Postgraduate opportunities in our lab

Below are short descriptions of research projects available for postgraduate students in our group at the University of Auckland. If you are interested in any of these, please contact us for technical questions. For questions around enrollment at the University of Auckland, please go here. Scholarships may be available for the best applications through the University of Auckland, or the Dodd Walls Centre.

ResonanT Ultrasound Spectroscopy

Resonant ultrasonic spectroscopy fills an important gap between our ultrasonic and seismic research. Together with the PORO lab, we have rock samples to complement laser ultrasound and a host of other petrophysical data with new RUS results.

Laser ultrasonic rock physics under high pressure and/or temperature

The PAL and PORO lab join forces by combining our respective strengths in laser ultrasound and rock physics to improve data quality and quantity.

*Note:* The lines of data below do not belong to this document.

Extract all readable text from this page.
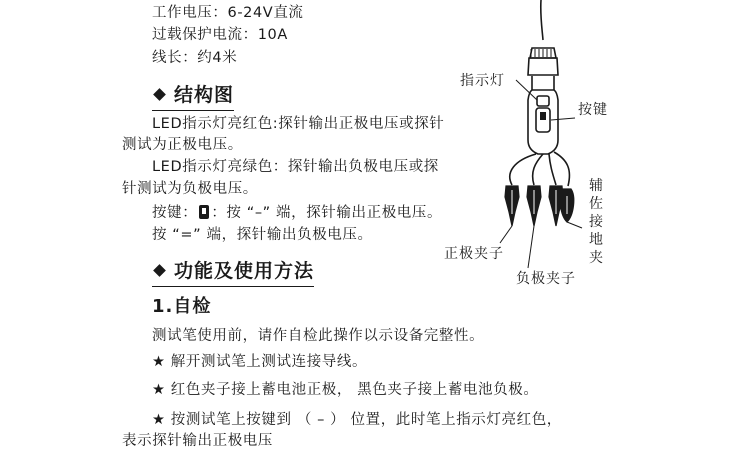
工作电压：6-24V直流
过载保护电流：10A
线长：约4米
结构图
LED指示灯亮红色:探针输出正极电压或探针
测试为正极电压。
LED指示灯亮绿色：探针输出负极电压或探
针测试为负极电压。
按键： ：按 “–” 端，探针输出正极电压。
按 “=” 端，探针输出负极电压。
功能及使用方法
1.自检
测试笔使用前，请作自检此操作以示设备完整性。
★ 解开测试笔上测试连接导线。
★ 红色夹子接上蓄电池正极， 黑色夹子接上蓄电池负极。
★ 按测试笔上按键到 （ – ） 位置，此时笔上指示灯亮红色，
表示探针输出正极电压
指示灯
按键
辅佐接地夹
正极夹子
负极夹子
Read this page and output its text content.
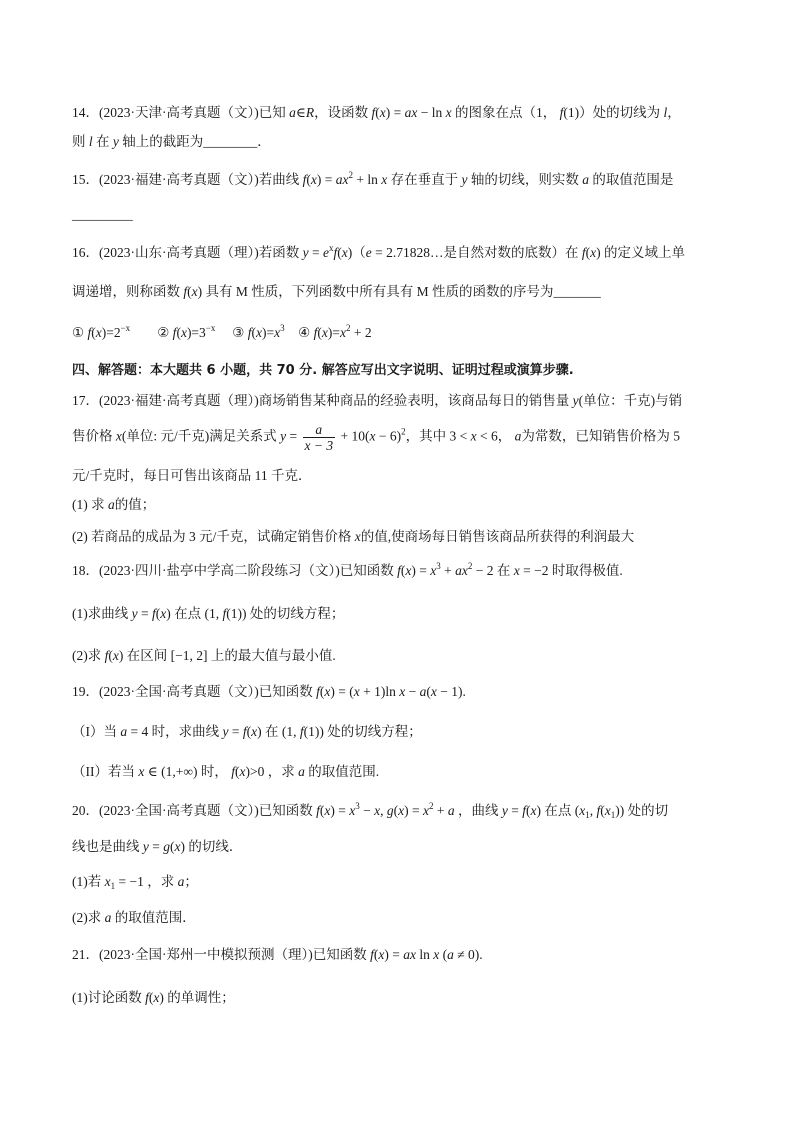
14．(2023·天津·高考真题（文）)已知 a∈R，设函数 f(x) = ax − ln x 的图象在点（1， f(1)）处的切线为 l，
则 l 在 y 轴上的截距为________．
15．(2023·福建·高考真题（文）)若曲线 $f(x) = ax^2 + \ln x$ 存在垂直于 y 轴的切线，则实数 a 的取值范围是
_________
16．(2023·山东·高考真题（理）)若函数 $y = e^xf(x)(e$ = 2.71828…是自然对数的底数）在 f(x) 的定义域上单
调递增，则称函数 f(x) 具有 M 性质，下列函数中所有具有 M 性质的函数的序号为_______
① $f(x)=2^{-x}$        ② $f(x)=3^{-x}$     ③ $f(x)=x^3$    ④ $f(x)=x^2 + 2$
四、解答题：本大题共 6 小题，共 70 分. 解答应写出文字说明、证明过程或演算步骤.
17．(2023·福建·高考真题（理）)商场销售某种商品的经验表明，该商品每日的销售量 y(单位：千克)与销
售价格 x(单位: 元/千克)满足关系式 $y = \frac{a}{x - 3} + 10(x - 6)^2$，其中 3 < x < 6， a为常数，已知销售价格为 5
元/千克时，每日可售出该商品 11 千克．
(1) 求 a的值；
(2) 若商品的成品为 3 元/千克，试确定销售价格 x的值,使商场每日销售该商品所获得的利润最大
18．(2023·四川·盐亭中学高二阶段练习（文）)已知函数 $f(x) = x^3 + ax^2 - 2$ 在 x = −2 时取得极值.
(1)求曲线 y = f(x) 在点 (1, f(1)) 处的切线方程；
(2)求 f(x) 在区间 [−1, 2] 上的最大值与最小值.
19．(2023·全国·高考真题（文）)已知函数 f(x) = (x + 1)ln x − a(x − 1).
（I）当 a = 4 时，求曲线 y = f(x) 在 (1, f(1)) 处的切线方程；
（II）若当 x ∈ (1,+∞) 时， f(x)>0 ，求 a 的取值范围.
20．(2023·全国·高考真题（文）)已知函数 $f(x) = x^3 - x$, $g(x) = x^2 + a$ ，曲线 y = f(x) 在点 ($x_1$, $f(x_1)$) 处的切
线也是曲线 y = g(x) 的切线．
(1)若 $x_1 = -1$ ，求 a；
(2)求 a 的取值范围．
21．(2023·全国·郑州一中模拟预测（理）)已知函数 f(x) = ax ln x (a ≠ 0).
(1)讨论函数 f(x) 的单调性；
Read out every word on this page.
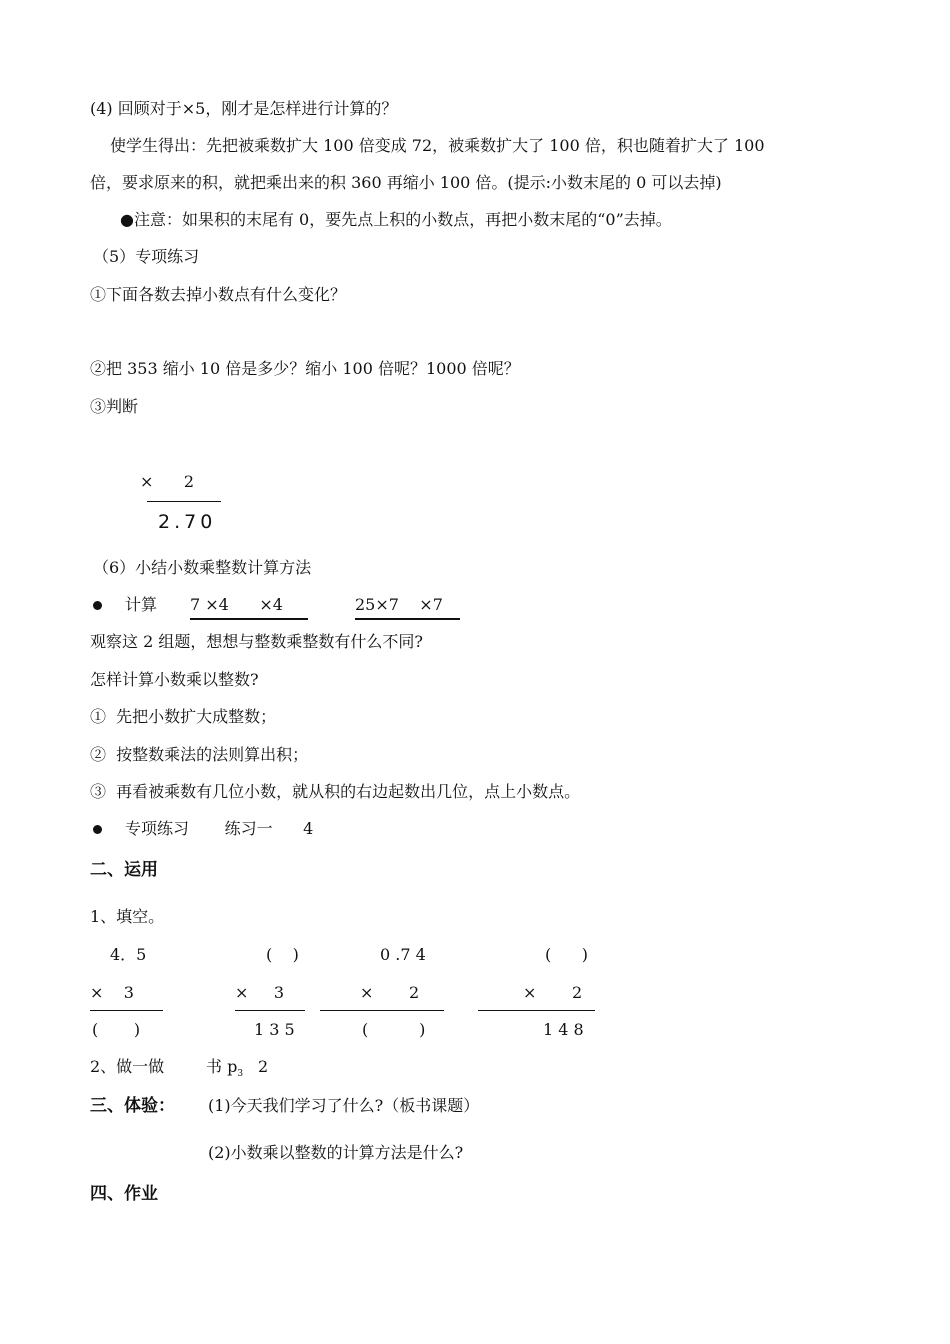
(4) 回顾对于×5，刚才是怎样进行计算的？
使学生得出：先把被乘数扩大 100 倍变成 72，被乘数扩大了 100 倍，积也随着扩大了 100
倍，要求原来的积，就把乘出来的积 360 再缩小 100 倍。(提示:小数末尾的 0 可以去掉)
●注意：如果积的末尾有 0，要先点上积的小数点，再把小数末尾的“0”去掉。
（5）专项练习
①下面各数去掉小数点有什么变化？
②把 353 缩小 10 倍是多少？缩小 100 倍呢？1000 倍呢？
③判断
×      2
2.70
（6）小结小数乘整数计算方法
计算 7 ×4      ×4	25×7    ×7
观察这 2 组题，想想与整数乘整数有什么不同?
怎样计算小数乘以整数?
①  先把小数扩大成整数；
②  按整数乘法的法则算出积；
③  再看被乘数有几位小数，就从积的右边起数出几位，点上小数点。
专项练习       练习一      4
二、运用
1、填空。
4．5
×    3
(       )
(    )
×     3
1 3 5
0 .7 4
×       2
(          )
(      )
×       2
1 4 8
2、做一做	书 $p_3$ 2
三、体验： (1)今天我们学习了什么?（板书课题）
(2)小数乘以整数的计算方法是什么?
四、作业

In this project, we are building the expertise to do laser ultrasound in a pressure vessel with optical windows. Source/receiver locations are varied under computer control with an arduino-controlled servo rotational stage.

unraveling the mysteries of the Auckland volcanic field

Part of an active volcanic field, questions surround the nature of Auckland’s past, present and future. Using a suite of seismic techniques that range from ambient seismic noise tomography, to receiver functions and body wave tomography, we aim to build a representative model that helps us explain the geodynamics of the Auckland Volcanic Field.

quality control of timber and fruit products with laser ultrasound

Laser ultrasound can be applied to products of interest to a wide community. Current methods of testing the quality of fruit and timber, for example, can often be described by one or more of the following terms: sparse, contacting, expensive, and often destructive. In this project, we aim to explore the opportunities for laser ultrasound in estimating the quality of  fruit and timber in a non-contacting and non-destructive matter.